Although memories are yours and yours alone, when you go through shared experiences with another or others, your perceived memory can be vastly different from someone else’s memory. Even if the two of you experienced the same event at the same time.
Because perceived memory is so individual this can cause problems in relationships if poorly handled. Whether it is a partnership with your spouse, colleagues at work, or a parent-child relationship you can almost be certain that your memory of an event will differ from another. Each one of our brains translates and imprints memories in different ways. For example, some people remember more colors, shapes, or names while some might remember dates, times, and landmarks better. Of course, there are some lucky individuals with photographic or identic memories who have an upper hand in remembering all sorts of incredible details. For the rest of us, we rely on normal brains to hold our memories. For the most part, this is completely fine. It is when memories fade or change over time and you compare stories with others that you may find variances, small to large. I’ve heard many arguments over the years from people comparing their memories, where both were being absolute that their thoughts are the “right ones” or “this IS how it was and you’re wrong”.
Have you ever been in a car navigating for someone and it hasn’t turned out well? OR been in the back seat while a navigator and the driver try to muddle their way through the city only to end in an argument? What about trying to recount past stories around a campfire; do your stories match up exactly? How do they differ? Are there missing gaps (for no obvious reasons ;P )
In any relationship, is important to understand that perceived memory can be different for each individual. Understanding this can support, strengthen, and grow depth in your relationships.
When you hang onto your memory as the ‘end-all-be-all’, then you will likely walk yourself right into an argument. The more stubborn both people are, the more likely a debate can flare up into a fight. Without practicing how to diffuse and defer heated angry emotions, it can escalate quickly.

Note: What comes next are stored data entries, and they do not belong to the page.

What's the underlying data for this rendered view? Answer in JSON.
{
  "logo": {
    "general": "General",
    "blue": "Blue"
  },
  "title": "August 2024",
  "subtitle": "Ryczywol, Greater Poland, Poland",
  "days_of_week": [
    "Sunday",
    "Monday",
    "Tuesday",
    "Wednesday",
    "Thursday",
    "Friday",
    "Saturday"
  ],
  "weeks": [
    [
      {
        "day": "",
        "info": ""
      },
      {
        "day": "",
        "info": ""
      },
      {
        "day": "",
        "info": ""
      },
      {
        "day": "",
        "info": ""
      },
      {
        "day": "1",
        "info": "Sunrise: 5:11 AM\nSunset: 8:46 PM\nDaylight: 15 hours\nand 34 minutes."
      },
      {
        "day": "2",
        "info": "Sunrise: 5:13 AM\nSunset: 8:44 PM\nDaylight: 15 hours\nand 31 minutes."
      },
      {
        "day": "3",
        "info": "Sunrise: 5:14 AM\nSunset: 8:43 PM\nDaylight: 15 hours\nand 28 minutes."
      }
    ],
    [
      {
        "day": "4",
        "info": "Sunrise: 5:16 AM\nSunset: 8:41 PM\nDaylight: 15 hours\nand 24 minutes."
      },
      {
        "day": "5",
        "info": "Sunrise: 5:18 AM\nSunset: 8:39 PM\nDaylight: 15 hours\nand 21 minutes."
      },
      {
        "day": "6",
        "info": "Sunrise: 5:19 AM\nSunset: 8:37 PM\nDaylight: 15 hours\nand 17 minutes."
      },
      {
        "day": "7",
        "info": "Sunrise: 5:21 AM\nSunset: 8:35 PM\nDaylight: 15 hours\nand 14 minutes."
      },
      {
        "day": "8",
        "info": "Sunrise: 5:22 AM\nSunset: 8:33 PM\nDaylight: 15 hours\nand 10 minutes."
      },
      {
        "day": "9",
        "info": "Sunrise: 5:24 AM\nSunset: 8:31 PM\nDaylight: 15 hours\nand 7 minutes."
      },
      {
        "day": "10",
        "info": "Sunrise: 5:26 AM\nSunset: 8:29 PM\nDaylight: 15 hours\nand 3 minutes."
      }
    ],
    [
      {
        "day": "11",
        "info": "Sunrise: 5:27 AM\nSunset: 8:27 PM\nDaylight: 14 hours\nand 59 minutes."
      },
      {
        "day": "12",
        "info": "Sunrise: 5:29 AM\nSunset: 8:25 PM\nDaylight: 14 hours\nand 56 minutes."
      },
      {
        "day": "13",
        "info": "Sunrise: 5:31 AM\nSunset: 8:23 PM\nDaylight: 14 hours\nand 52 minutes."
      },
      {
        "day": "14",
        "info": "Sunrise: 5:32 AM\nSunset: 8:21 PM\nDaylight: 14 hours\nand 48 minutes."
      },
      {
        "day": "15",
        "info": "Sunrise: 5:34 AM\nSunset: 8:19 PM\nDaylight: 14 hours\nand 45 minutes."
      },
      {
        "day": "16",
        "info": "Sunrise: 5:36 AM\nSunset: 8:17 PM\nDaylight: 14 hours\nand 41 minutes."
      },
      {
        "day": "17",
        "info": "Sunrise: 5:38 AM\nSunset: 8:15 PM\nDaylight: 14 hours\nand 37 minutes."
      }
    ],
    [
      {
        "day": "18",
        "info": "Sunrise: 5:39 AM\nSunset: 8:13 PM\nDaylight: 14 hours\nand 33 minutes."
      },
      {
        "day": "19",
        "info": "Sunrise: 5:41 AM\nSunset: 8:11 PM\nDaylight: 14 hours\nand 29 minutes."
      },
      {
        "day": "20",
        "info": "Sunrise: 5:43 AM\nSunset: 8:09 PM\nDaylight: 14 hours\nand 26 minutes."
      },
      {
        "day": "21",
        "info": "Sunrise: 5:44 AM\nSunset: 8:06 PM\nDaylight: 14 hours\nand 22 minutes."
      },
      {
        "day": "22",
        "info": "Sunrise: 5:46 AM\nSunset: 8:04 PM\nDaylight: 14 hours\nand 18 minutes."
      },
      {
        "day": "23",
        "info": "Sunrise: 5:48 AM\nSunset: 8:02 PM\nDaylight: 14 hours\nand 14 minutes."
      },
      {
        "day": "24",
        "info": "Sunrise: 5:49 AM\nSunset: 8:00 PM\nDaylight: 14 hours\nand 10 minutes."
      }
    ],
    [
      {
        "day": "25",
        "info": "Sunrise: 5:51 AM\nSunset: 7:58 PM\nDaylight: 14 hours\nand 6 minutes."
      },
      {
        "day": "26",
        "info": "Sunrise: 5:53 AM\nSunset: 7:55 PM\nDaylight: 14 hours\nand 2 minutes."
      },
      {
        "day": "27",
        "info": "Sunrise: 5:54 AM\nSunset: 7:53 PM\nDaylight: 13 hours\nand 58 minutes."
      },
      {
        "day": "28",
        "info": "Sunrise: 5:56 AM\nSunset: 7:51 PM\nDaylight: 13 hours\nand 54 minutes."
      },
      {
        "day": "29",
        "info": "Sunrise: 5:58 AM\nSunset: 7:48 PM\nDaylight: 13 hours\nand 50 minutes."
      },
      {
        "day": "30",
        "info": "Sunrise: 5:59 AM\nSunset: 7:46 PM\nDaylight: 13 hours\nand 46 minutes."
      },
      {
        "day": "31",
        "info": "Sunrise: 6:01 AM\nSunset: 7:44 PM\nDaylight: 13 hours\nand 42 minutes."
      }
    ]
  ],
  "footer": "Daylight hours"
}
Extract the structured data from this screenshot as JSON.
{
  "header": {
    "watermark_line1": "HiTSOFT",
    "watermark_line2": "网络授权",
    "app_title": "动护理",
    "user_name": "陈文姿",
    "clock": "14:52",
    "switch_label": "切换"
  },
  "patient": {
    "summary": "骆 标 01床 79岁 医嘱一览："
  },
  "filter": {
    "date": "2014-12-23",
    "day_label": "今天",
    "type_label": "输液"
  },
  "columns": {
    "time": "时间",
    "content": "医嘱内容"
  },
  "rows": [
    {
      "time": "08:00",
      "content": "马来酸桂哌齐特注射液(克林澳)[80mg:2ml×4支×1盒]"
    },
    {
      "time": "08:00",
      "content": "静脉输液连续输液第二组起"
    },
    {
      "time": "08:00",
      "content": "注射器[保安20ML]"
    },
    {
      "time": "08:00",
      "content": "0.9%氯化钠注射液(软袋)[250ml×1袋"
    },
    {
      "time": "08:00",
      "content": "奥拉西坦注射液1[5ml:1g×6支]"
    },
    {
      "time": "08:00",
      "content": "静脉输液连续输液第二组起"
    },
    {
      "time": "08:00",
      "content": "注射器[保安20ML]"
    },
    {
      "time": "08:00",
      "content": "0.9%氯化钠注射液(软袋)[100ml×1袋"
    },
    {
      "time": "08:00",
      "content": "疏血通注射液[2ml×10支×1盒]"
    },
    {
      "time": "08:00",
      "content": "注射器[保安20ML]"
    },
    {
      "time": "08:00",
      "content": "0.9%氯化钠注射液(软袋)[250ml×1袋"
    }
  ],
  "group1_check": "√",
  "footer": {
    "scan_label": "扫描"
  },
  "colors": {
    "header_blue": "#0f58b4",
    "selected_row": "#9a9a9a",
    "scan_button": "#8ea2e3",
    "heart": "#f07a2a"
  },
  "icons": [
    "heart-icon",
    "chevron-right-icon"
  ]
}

However, you can learn and practice new ways of communicating about memories to build bonds. Talking a walk down memory lane could be a fun experience.
When you’re on your own, and walking down memory lane, be mindful of your self-talk. Listen to what you’re saying to yourself and about your memories. If your self-talk is negative, start changing it to positive wording. Try to point out the positives in your memories instead of the things you didn’t like. Over time, this will build more positive memories for yourself.
When you are with others, practice open communication. By asking what the other person remembers, you can validate each other while you share. Perhaps your memories are somewhat different or are entirely opposite though, what do you do then? Well, start by removing any blame; refrain from pointing that finger! Instead of accusing someone, try getting curious. Find out why your memories are so different, be inquisitive, and share feelings or experiences you recall with positive self-reflection statements such as “I remember this feeling from this event, what feelings do you recall from this time?” The more open-hearted you can keep your communication, the more likely the two of you will find common ground or be able to kindly agree to disagree because you do have different perceived memories. And that is OK too – after all, as mentioned, our perceived memories generally are different from others. The key is learning how to handle differing memories and relationships. Be kind to those around you because those are the ones who love you most. You can also forward to an upcoming post on vocabulary with tips on shifting your language for better relationships.
If you don’t allow for discussion and interpretations of your perceived memories then you are setting yourself up for resistance and battles.
At times you may want to seek external validation of a memory. This may or may not be helpful depending on your resources. There are many ways we validate perceived memories: by talking with others to hear their recounts, referencing external materials & calendars if applicable, looking through old photographs, watching home videos, etc.
Also, with age, we eventually come to terms with the fact that our memories are not 100%. The more time passes the higher the chance that perceived memories are just that, perceived.
If memory loss is of growing concern then it would be wise to look into mental health support for conditions like Alzheimer’s or Dementia. Seeking professional healthcare service sooner, rather than later, could result in more successful treatments before conditions get too advanced to be helped.
Cherish your memories, treat them with love, and respect those of others.
Go forth and make any memories and enjoy remembering them in your way and sharing them in your own way.